C'est cela qui nous a fait bien rire, parce que d'une part cela donne une autre dimension à nos déceptions, défaites, frustrations, ainsi qu'à nos désirs et à nos peurs, et d'autre part, on s'est sentis tout à coup très entourés et soutenus par tout cet invisible qui nous enveloppe et nous habite... Pour la médecine chinoise, cet invisible n'est autre que le Qi Yi
气 一 , on l'appelle encore "le souffle". Or, si l'on en croit Zhuangzi (4ème siècle AC), on rejoind le Qi Yi 气 一 après la mort. C'est ce que Zhuangzi raconte à son disciple qui, scandalisé, le trouve assis par terre à taper sur une casserole et à chanter juste après le décès de sa femme. Zhuangzi lui dit alors: "de même que ce souffle s'est transformé et avait pris une forme qui elle aussi s'était transformée et avait pris vie, à sa mort par une nouvelle transformation, elle est passée dans la mort, exactement comme se succèdent les quatre saisons". Autrement dit: "yi yin yi yang zhi wei dao 一阴一阳之谓 道" ou "une fois visible, une fois dans invisible, tel est le dao". Donc pendant notre cours, nous avons fait une place à tous ces invisibles pour qu'ils participent à notre journée de Tuina.
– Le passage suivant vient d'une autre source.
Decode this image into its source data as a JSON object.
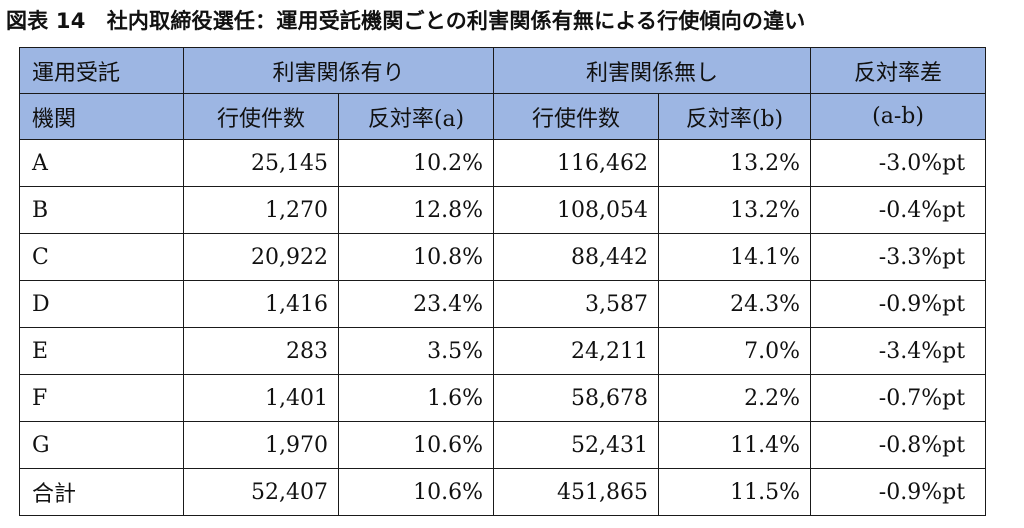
{
  "title": "図表 14　社内取締役選任：運用受託機関ごとの利害関係有無による行使傾向の違い",
  "header": {
    "agency_line1": "運用受託",
    "agency_line2": "機関",
    "with_interest": "利害関係有り",
    "without_interest": "利害関係無し",
    "diff_line1": "反対率差",
    "diff_line2": "(a-b)",
    "votes_a": "行使件数",
    "rate_a": "反対率(a)",
    "votes_b": "行使件数",
    "rate_b": "反対率(b)"
  },
  "rows": [
    {
      "name": "A",
      "votes_a": "25,145",
      "rate_a": "10.2%",
      "votes_b": "116,462",
      "rate_b": "13.2%",
      "diff": "-3.0%pt"
    },
    {
      "name": "B",
      "votes_a": "1,270",
      "rate_a": "12.8%",
      "votes_b": "108,054",
      "rate_b": "13.2%",
      "diff": "-0.4%pt"
    },
    {
      "name": "C",
      "votes_a": "20,922",
      "rate_a": "10.8%",
      "votes_b": "88,442",
      "rate_b": "14.1%",
      "diff": "-3.3%pt"
    },
    {
      "name": "D",
      "votes_a": "1,416",
      "rate_a": "23.4%",
      "votes_b": "3,587",
      "rate_b": "24.3%",
      "diff": "-0.9%pt"
    },
    {
      "name": "E",
      "votes_a": "283",
      "rate_a": "3.5%",
      "votes_b": "24,211",
      "rate_b": "7.0%",
      "diff": "-3.4%pt"
    },
    {
      "name": "F",
      "votes_a": "1,401",
      "rate_a": "1.6%",
      "votes_b": "58,678",
      "rate_b": "2.2%",
      "diff": "-0.7%pt"
    },
    {
      "name": "G",
      "votes_a": "1,970",
      "rate_a": "10.6%",
      "votes_b": "52,431",
      "rate_b": "11.4%",
      "diff": "-0.8%pt"
    },
    {
      "name": "合計",
      "votes_a": "52,407",
      "rate_a": "10.6%",
      "votes_b": "451,865",
      "rate_b": "11.5%",
      "diff": "-0.9%pt"
    }
  ],
  "colors": {
    "header_fill": "#9db6e3",
    "border": "#1a1a1a",
    "text": "#111111"
  }
}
Aujourd'hui, j'avais aussi envie d'inviter nos invisibles à notre fête d'anniversaires multiples car, à y bien réfléchir (et j'ai eu le temps depuis presque deux ans que Jean Paul
est parti dans l'invisible), je ne crois toujours pas qu'il existe une vie après la mort, mais je pense que nos consciences singulières s'agglomèrent et s'accumulent pour former une sorte de "conscience humaine universelle", que nos mémoires se fondent l'une dans l'autre et se répandent dans les fascias du ciel, qu'elles circulent ensemble dans les plis et les replis de l'univers. Fascias et membranes, nous les savons indispensables aux échanges ioniques sans lesquels il n'y aurait ni respiration ni photosynthèse, donc pas de vie. De même, à travers les membranes de l'univers, on pourrait penser qu'il existe des échanges entre le petit peu de matière visible que nous sommes et la masse de matière invisible dans laquelle nous voyageons. Lorsque je vous propose d'inviter nos invisibles, il ne s'agit donc pas de rappeler l'âme individuelle de nos défunts pour qu'ils fassent tourner la table, mais plutôt de nous relier au 96% de matière invisible, omniprésente et habitée de la mémoire de nos défunts.
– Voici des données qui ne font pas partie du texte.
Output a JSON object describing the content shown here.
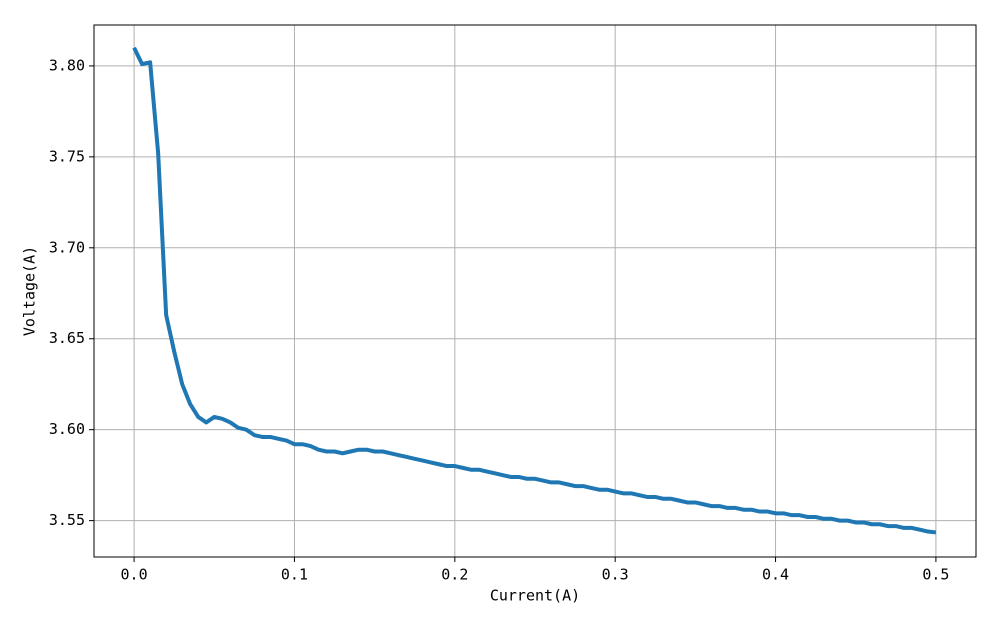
{
  "chart_data": {
    "type": "line",
    "x_label": "Current(A)",
    "y_label": "Voltage(A)",
    "x": [
      0,
      0.005,
      0.01,
      0.015,
      0.02,
      0.025,
      0.03,
      0.035,
      0.04,
      0.045,
      0.05,
      0.055,
      0.06,
      0.065,
      0.07,
      0.075,
      0.08,
      0.085,
      0.09,
      0.095,
      0.1,
      0.105,
      0.11,
      0.115,
      0.12,
      0.125,
      0.13,
      0.135,
      0.14,
      0.145,
      0.15,
      0.155,
      0.16,
      0.165,
      0.17,
      0.175,
      0.18,
      0.185,
      0.19,
      0.195,
      0.2,
      0.205,
      0.21,
      0.215,
      0.22,
      0.225,
      0.23,
      0.235,
      0.24,
      0.245,
      0.25,
      0.255,
      0.26,
      0.265,
      0.27,
      0.275,
      0.28,
      0.285,
      0.29,
      0.295,
      0.3,
      0.305,
      0.31,
      0.315,
      0.32,
      0.325,
      0.33,
      0.335,
      0.34,
      0.345,
      0.35,
      0.355,
      0.36,
      0.365,
      0.37,
      0.375,
      0.38,
      0.385,
      0.39,
      0.395,
      0.4,
      0.405,
      0.41,
      0.415,
      0.42,
      0.425,
      0.43,
      0.435,
      0.44,
      0.445,
      0.45,
      0.455,
      0.46,
      0.465,
      0.47,
      0.475,
      0.48,
      0.485,
      0.49,
      0.495,
      0.5
    ],
    "values": [
      3.81,
      3.801,
      3.802,
      3.752,
      3.663,
      3.643,
      3.625,
      3.614,
      3.607,
      3.604,
      3.607,
      3.606,
      3.604,
      3.601,
      3.6,
      3.597,
      3.596,
      3.596,
      3.595,
      3.594,
      3.592,
      3.592,
      3.591,
      3.589,
      3.588,
      3.588,
      3.587,
      3.588,
      3.589,
      3.589,
      3.588,
      3.588,
      3.587,
      3.586,
      3.585,
      3.584,
      3.583,
      3.582,
      3.581,
      3.58,
      3.58,
      3.579,
      3.578,
      3.578,
      3.577,
      3.576,
      3.575,
      3.574,
      3.574,
      3.573,
      3.573,
      3.572,
      3.571,
      3.571,
      3.57,
      3.569,
      3.569,
      3.568,
      3.567,
      3.567,
      3.566,
      3.565,
      3.565,
      3.564,
      3.563,
      3.563,
      3.562,
      3.562,
      3.561,
      3.56,
      3.56,
      3.559,
      3.558,
      3.558,
      3.557,
      3.557,
      3.556,
      3.556,
      3.555,
      3.555,
      3.554,
      3.554,
      3.553,
      3.553,
      3.552,
      3.552,
      3.551,
      3.551,
      3.55,
      3.55,
      3.549,
      3.549,
      3.548,
      3.548,
      3.547,
      3.547,
      3.546,
      3.546,
      3.545,
      3.544,
      3.5435
    ],
    "color": "#1f77b4",
    "xlim": [
      -0.025,
      0.525
    ],
    "xticks": [
      {
        "value": 0,
        "label": "0.0"
      },
      0.1,
      0.2,
      0.3,
      0.4,
      0.5
    ],
    "ylim": [
      3.53,
      3.8225
    ],
    "yticks": [
      3.55,
      {
        "value": 3.6,
        "label": "3.60"
      },
      3.65,
      {
        "value": 3.7,
        "label": "3.70"
      },
      3.75,
      {
        "value": 3.8,
        "label": "3.80"
      }
    ],
    "grid": true
  }
}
Pour délier l'atmosphère, je commencerai...


Je voudrais d'abord inviter la mémoire de ma grand-mère paternelle dont j'ai hérité le prénom, Elisabeth, les botinnes à boutons, les chapeaux à plumes, la gourmandise et la curiosité, le goût des petits plaisirs de la vie et des fêtes joyeuses. Et puis j'invite aussi notre petit chat psychotique et fragile du système digestif qui est parti il y a trois mois alors qu'elle nous avait accompagné pendant 17 ans sur notre colline de fraises. Et, évidemment, Jean Paul, mon doux mari que j'aime tant, "Laolu", mon "vénérable chemin", mais lui, il est encore là partout, donc je n'en dirai rien de plus.


Qui voudrait encore inviter la mémoire d'un invisible connu et bien-aimé?
... ... ...
D'accord, on invite nos invisibles et on enjambe joyeusement les fascias du ciel pour plonger dans l'inconnu, mais à quoi cela peut-il nous servir?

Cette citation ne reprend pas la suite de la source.